By Emmanuel Addeh
The international prices of crude oil spiked yesterday, raising hopes in the country that Nigeria could meet its financial obligations to its citizens and fulfil its global commitments in the short term as the Brent sold for $34.42 per barrel With dwindling prices of the country’s major revenue earner in the last few weeks, the federal government had had to realign its 2020 budget in the face of current economic realities which have seen the price fall from close to $60 per barrel to just about $20.
But yesterday, the price of crude oil spiked, gaining as much as 15 per cent in just a few hours, with increasing reports that the members of the Organisation of Petroleum Exporting Countries (OPEC) and their allies would be holding a virtual meeting to discuss an end to the price war, mainly between Russia and Saudi Arabia.
Consequently, the oil market, which was already experiencing a glut, saw prices crash to an 18-year low in March as the two countries engaged in a price war after Russia declined to join OPEC in deepening production cuts, prompting Saudi Arabia to lower prices and increase output.
The country’s financial projections for the year were also compounded by the impact of the COVID-19 pandemic, which has led to the international buyers of the country’s crude oil cutting down on their purchase and consumption, leaving Nigeria’s crude stranded at sea.
But as the prices began to tumble, the Muhammadu Buhari-led government announced some significant changes to its 2020 budget as measures to contain the effect of the outbreak of coronavirus on the nation’s economy.
It outlined a plan to implement a 50 per cent cut in revenue from privatisation proceeds and a review in crude oil benchmark price down to $30, while crude oil production, but kept daily production at 2.18m barrels per day.
With an initial oil benchmark of $57 per barrel in the 2020 budget, the Federal Executive Council was also forced to approve reductions in capital budget by 20 per cent, and 25 per cent cut in recurrent expenditure.
The federal government also adjusted downwards Customs revenue of N1.5 trillion, in anticipation of a significant reduction in economic activities, cut down capital expenditure by 20 per cent across ministries, departments and agencies and also a 25 per cent cut of all government owned enterprises.
However, the upswing in the price of crude oil which started on Thursday continued yesterday with Brent crude oil, the international benchmark, climbing as much as 15 percent to $34.42 per barrel while West Texas Intermediate crude oil, the U.S. benchmark, gained as much as 12 percent to $28.31.
There were reports that the alliance was willing to cut production, after President Donald Trump indicated in a tweet that he expected Russia and the Saudis to slash production by about 10 million barrels per day.

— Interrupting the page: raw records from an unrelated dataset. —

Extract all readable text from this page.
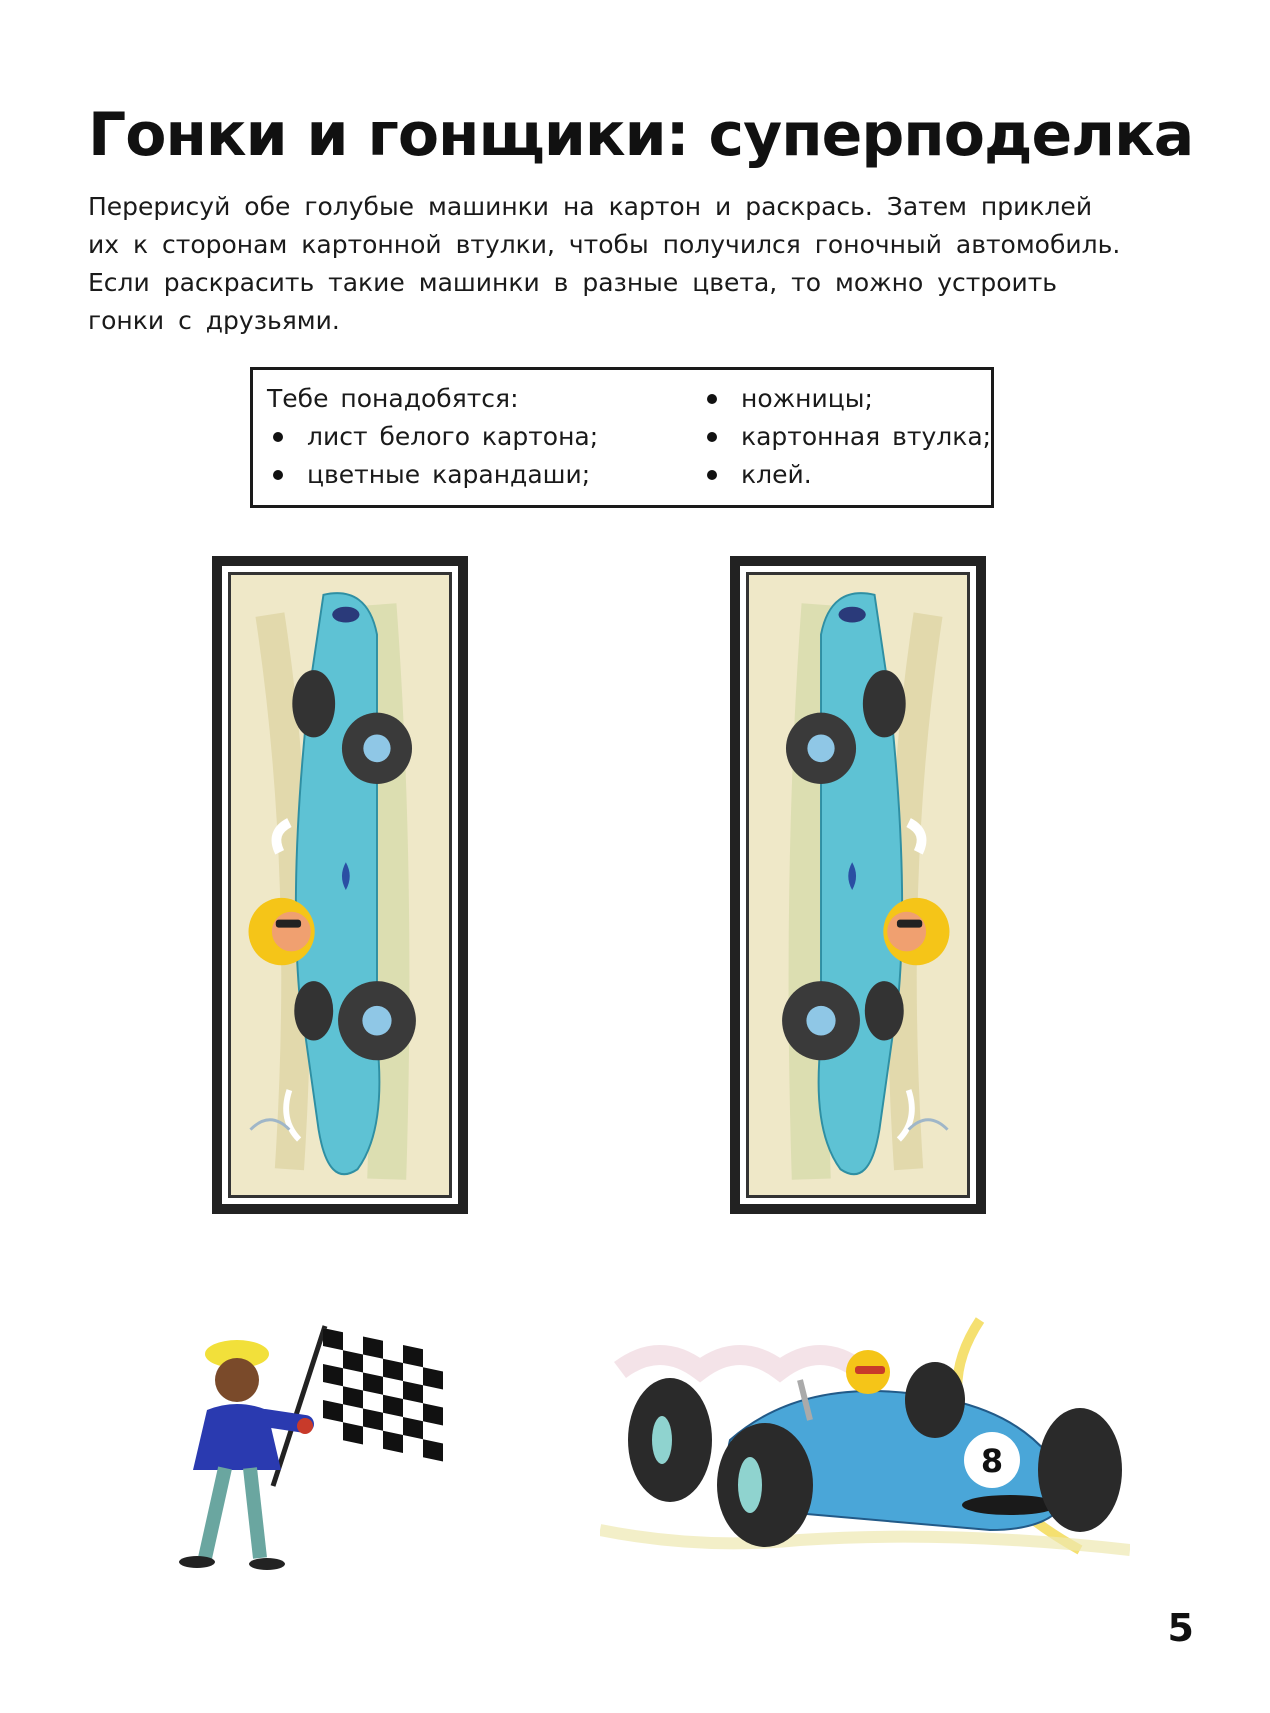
Гонки и гонщики: суперподелка
Перерисуй обе голубые машинки на картон и раскрась. Затем приклей
их к сторонам картонной втулки, чтобы получился гоночный автомобиль.
Если раскрасить такие машинки в разные цвета, то можно устроить
гонки с друзьями.
Тебе понадобятся:
лист белого картона;
цветные карандаши;
ножницы;
картонная втулка;
клей.
8
5
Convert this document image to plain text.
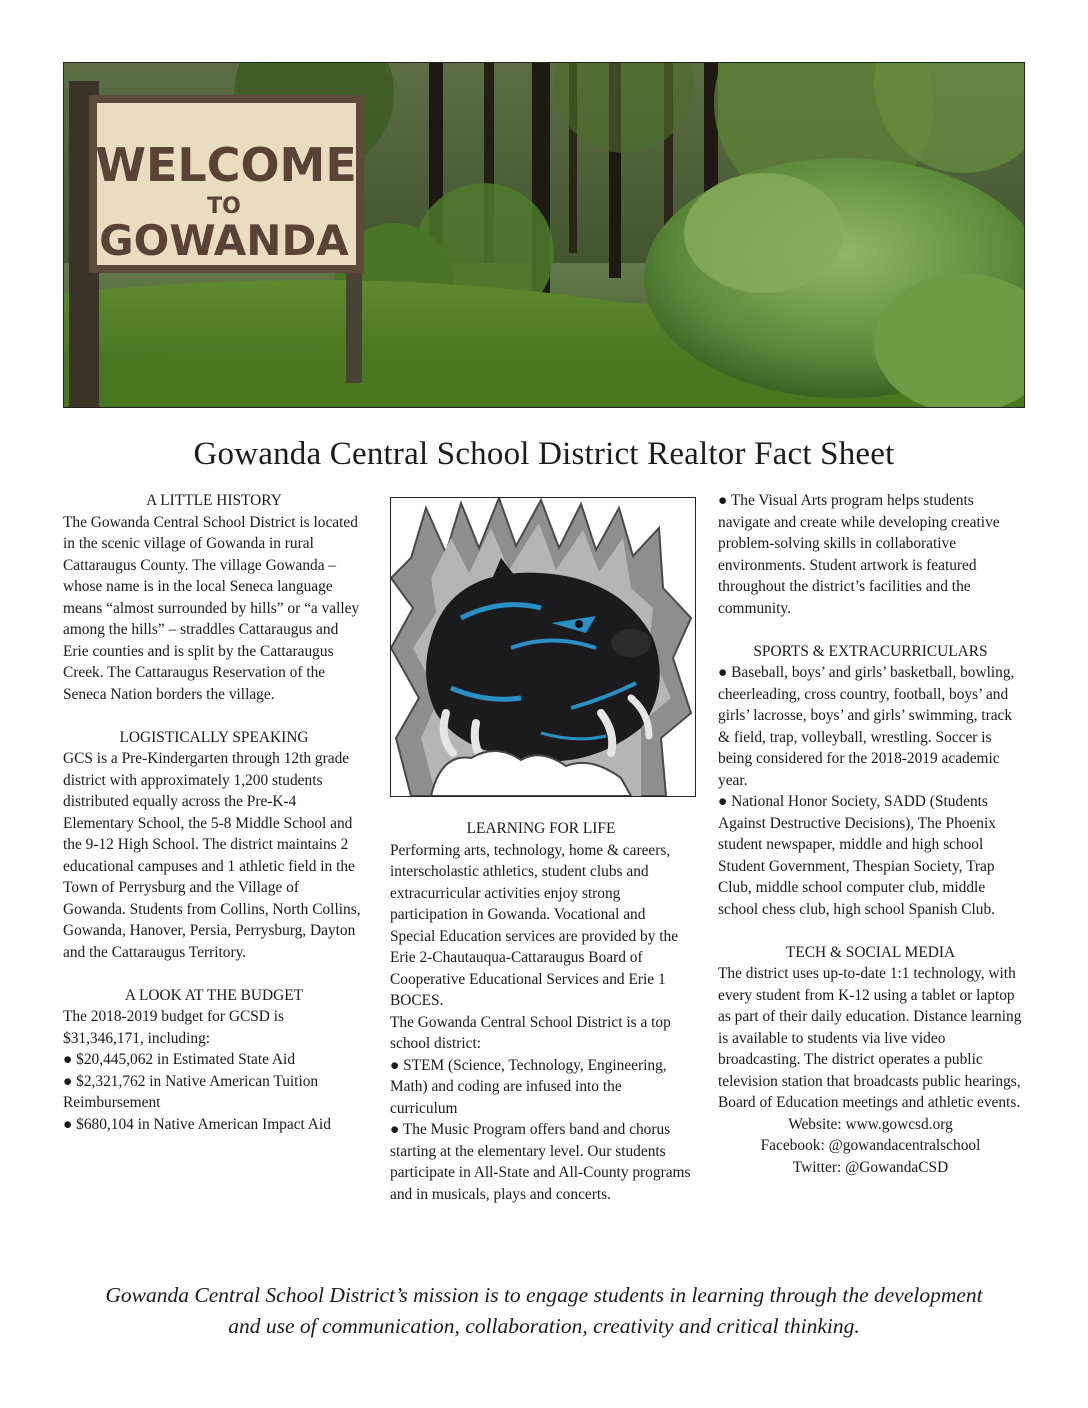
WELCOME
TO
GOWANDA
Gowanda Central School District Realtor Fact Sheet

A LITTLE HISTORY

The Gowanda Central School District is located in the scenic village of Gowanda in rural Cattaraugus County. The village Gowanda – whose name is in the local Seneca language means “almost surrounded by hills” or “a valley among the hills” – straddles Cattaraugus and Erie counties and is split by the Cattaraugus Creek. The Cattaraugus Reservation of the Seneca Nation borders the village.

LOGISTICALLY SPEAKING

GCS is a Pre-Kindergarten through 12th grade district with approximately 1,200 students distributed equally across the Pre-K-4 Elementary School, the 5-8 Middle School and the 9-12 High School. The district maintains 2 educational campuses and 1 athletic field in the Town of Perrysburg and the Village of Gowanda. Students from Collins, North Collins, Gowanda, Hanover, Persia, Perrysburg, Dayton and the Cattaraugus Territory.

A LOOK AT THE BUDGET

The 2018-2019 budget for GCSD is $31,346,171, including:

● $20,445,062 in Estimated State Aid

● $2,321,762 in Native American Tuition Reimbursement

● $680,104 in Native American Impact Aid

LEARNING FOR LIFE

Performing arts, technology, home & careers, interscholastic athletics, student clubs and extracurricular activities enjoy strong participation in Gowanda. Vocational and Special Education services are provided by the Erie 2-Chautauqua-Cattaraugus Board of Cooperative Educational Services and Erie 1 BOCES.

The Gowanda Central School District is a top school district:

● STEM (Science, Technology, Engineering, Math) and coding are infused into the curriculum

● The Music Program offers band and chorus starting at the elementary level. Our students participate in All-State and All-County programs and in musicals, plays and concerts.

● The Visual Arts program helps students navigate and create while developing creative problem-solving skills in collaborative environments. Student artwork is featured throughout the district’s facilities and the community.

SPORTS & EXTRACURRICULARS

● Baseball, boys’ and girls’ basketball, bowling, cheerleading, cross country, football, boys’ and girls’ lacrosse, boys’ and girls’ swimming, track & field, trap, volleyball, wrestling. Soccer is being considered for the 2018-2019 academic year.

● National Honor Society, SADD (Students Against Destructive Decisions), The Phoenix student newspaper, middle and high school Student Government, Thespian Society, Trap Club, middle school computer club, middle school chess club, high school Spanish Club.

TECH & SOCIAL MEDIA

The district uses up-to-date 1:1 technology, with every student from K-12 using a tablet or laptop as part of their daily education. Distance learning is available to students via live video broadcasting. The district operates a public television station that broadcasts public hearings, Board of Education meetings and athletic events.

Website: www.gowcsd.org

Facebook: @gowandacentralschool

Twitter: @GowandaCSD

Gowanda Central School District’s mission is to engage students in learning through the development
and use of communication, collaboration, creativity and critical thinking.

A Reuters report indicated that OPEC and its allies could meet as early as Monday to discuss a production cut amid the coronavirus pandemic.
“US West Texas Intermediate crude surged as much as 13 per cent to $28.56 per barrel after gaining 25 percent on Thursday. International benchmark Brent crude jumped 17 per cent to $34.91 per barrel at its yesterday intraday highs, continuing the previous day’s 21% gain” the report said.
It added that the cut could be around 10 per cent of global supply, citing an OPEC source, although with this week’s gains, oil prices are still down roughly 50 per cent year-to-date.